Weil er aber an andere hohe moralische Ansprüche gestellt hat, hat er sich durchaus Gedanken gemacht, ob er nicht bei seinem Widerstandskampf große Fehler macht. Er ist zum Schluss gekommen, dass er mit diesem Kampf Schuld auf sich lädt, aber dass seine Schuld noch größer wäre, wenn er ihn unterließe.
Gegenüber dem Kant'schen kategorischen Imperativ hat er sich damit gerechtfertigt, dass Wahrheit sagen im moralischen Sinne nicht bedeute, Aussagen zu machen, deren Inhalt mit der Realität übereinstimmt, sondern Aussagen, die den menschlichen Verhältnissen gerecht werden. (Präziser formuliert findet es sich in Bonhoeffers Aufsatz.)
Was hat das mit Steuerhinterziehern von heute zu tun?
Wenn Steuerhinterzieher aufgrund einer Selbstanzeige straffrei ausgehen, aber trotzdem dem Hohn und der Verachtung der Menge preisgegeben werden, dann passiert ihnen nichts Schlimmeres, als es den Widerstandskämpfern des 20. Juli geschah: Öffentliche Herabsetzung, Verfolgung der Familienangehörigen, Entfernung ihrer Kinder aus der Familie und Verbringung in nationalsozialistische "Obhut".
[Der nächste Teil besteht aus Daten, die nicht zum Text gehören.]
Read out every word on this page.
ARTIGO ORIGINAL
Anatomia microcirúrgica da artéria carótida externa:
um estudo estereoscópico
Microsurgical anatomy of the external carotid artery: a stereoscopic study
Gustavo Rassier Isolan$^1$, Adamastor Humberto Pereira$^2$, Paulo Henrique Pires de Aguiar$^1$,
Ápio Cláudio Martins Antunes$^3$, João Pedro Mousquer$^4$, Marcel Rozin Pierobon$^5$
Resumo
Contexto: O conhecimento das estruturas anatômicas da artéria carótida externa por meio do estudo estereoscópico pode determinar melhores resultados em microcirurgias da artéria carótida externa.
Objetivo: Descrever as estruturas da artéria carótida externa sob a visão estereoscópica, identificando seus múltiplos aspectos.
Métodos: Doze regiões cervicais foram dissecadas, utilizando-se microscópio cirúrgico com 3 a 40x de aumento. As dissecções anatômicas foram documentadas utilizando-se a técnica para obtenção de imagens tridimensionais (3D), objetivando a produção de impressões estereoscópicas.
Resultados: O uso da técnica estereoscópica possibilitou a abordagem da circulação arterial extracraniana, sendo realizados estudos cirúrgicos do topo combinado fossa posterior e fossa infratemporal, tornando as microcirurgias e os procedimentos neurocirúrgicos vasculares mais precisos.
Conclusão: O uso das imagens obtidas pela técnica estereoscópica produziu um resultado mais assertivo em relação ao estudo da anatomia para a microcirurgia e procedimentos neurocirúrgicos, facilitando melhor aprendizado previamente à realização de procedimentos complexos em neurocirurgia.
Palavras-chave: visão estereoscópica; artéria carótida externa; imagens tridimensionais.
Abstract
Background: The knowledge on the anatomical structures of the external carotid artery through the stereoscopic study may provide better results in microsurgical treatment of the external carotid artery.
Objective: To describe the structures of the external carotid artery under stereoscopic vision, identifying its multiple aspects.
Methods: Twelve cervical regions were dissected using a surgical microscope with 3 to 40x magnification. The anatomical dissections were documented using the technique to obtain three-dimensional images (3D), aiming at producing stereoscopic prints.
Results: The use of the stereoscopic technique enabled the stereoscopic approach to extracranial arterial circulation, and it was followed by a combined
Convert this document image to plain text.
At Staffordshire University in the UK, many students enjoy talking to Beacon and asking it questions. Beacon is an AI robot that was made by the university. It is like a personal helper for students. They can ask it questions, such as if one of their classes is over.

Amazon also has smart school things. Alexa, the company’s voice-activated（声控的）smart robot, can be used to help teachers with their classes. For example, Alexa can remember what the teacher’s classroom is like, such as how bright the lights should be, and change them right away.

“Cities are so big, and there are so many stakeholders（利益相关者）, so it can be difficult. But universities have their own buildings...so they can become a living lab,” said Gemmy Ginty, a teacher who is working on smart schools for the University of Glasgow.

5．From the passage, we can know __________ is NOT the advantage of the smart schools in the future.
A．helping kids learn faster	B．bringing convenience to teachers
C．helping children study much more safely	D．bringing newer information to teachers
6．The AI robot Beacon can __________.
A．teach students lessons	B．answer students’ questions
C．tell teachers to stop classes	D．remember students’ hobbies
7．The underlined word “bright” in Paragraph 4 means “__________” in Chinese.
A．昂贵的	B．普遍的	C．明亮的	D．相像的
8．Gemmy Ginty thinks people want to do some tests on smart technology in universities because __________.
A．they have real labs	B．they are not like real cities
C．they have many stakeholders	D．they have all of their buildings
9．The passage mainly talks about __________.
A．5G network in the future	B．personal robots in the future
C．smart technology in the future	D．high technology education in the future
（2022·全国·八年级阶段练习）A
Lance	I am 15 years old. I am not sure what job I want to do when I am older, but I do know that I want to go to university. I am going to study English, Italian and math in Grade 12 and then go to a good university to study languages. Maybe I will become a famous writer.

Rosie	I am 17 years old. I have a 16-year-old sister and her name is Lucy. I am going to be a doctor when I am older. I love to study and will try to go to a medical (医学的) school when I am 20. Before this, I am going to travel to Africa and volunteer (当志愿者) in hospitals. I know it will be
All das kam zu der erwartenden Todesstrafe hinzu. Doch sie hatten ein gutes Gewissen angesichts der Güterabwägung. Ihnen konnte das moralische Urteil der Menge, ihr guter Ruf, - vergleichsweise - gleichgültig sein, vor ihrem Gewissen konnten sie bestehen.
Bei den heutigen prominenten Steuerhinterziehern sieht es anders aus.
Was nützen mir alle Erfolge meines Vereins, wenn mir mein guter Ruf doch wichtiger ist als die?
Deshalb fühle ich mit den Steuerhinterziehern mit: Wenn fast alle aus meinen Kreisen es machen und fast alle straffrei ausgehen, warum gerade ich? Und noch dazu gerade dann, wenn ich mit der Angst vor dem Entdecktwerden endlich Schluss machen wollte?
Ja, es ist ungerecht.
Aber der Stachel im Fleisch ist, dass man selbst gerecht behandelt wird und nur die anderen bevorzugt.
Insofern war ein Widerstandskämpfer besser dran, auch wenn er gefoltert wurde und seine Familienangehörigen einem ungewissen Schicksal ausgesetzt sah. Er konnte sich für schuldig im Sinne der Anklage erklären und doch für moralisch gerechtfertigt.
Ja, was soll das alles?
Es soll rechtfertigen, dass ich mit den Steuerhinterziehern, die jetzt am Pranger stehen, Mitleid empfinde.
Man wird nicht erwarten, dass ich sie - wie die Widerstandskämpfer - auch noch bewundere.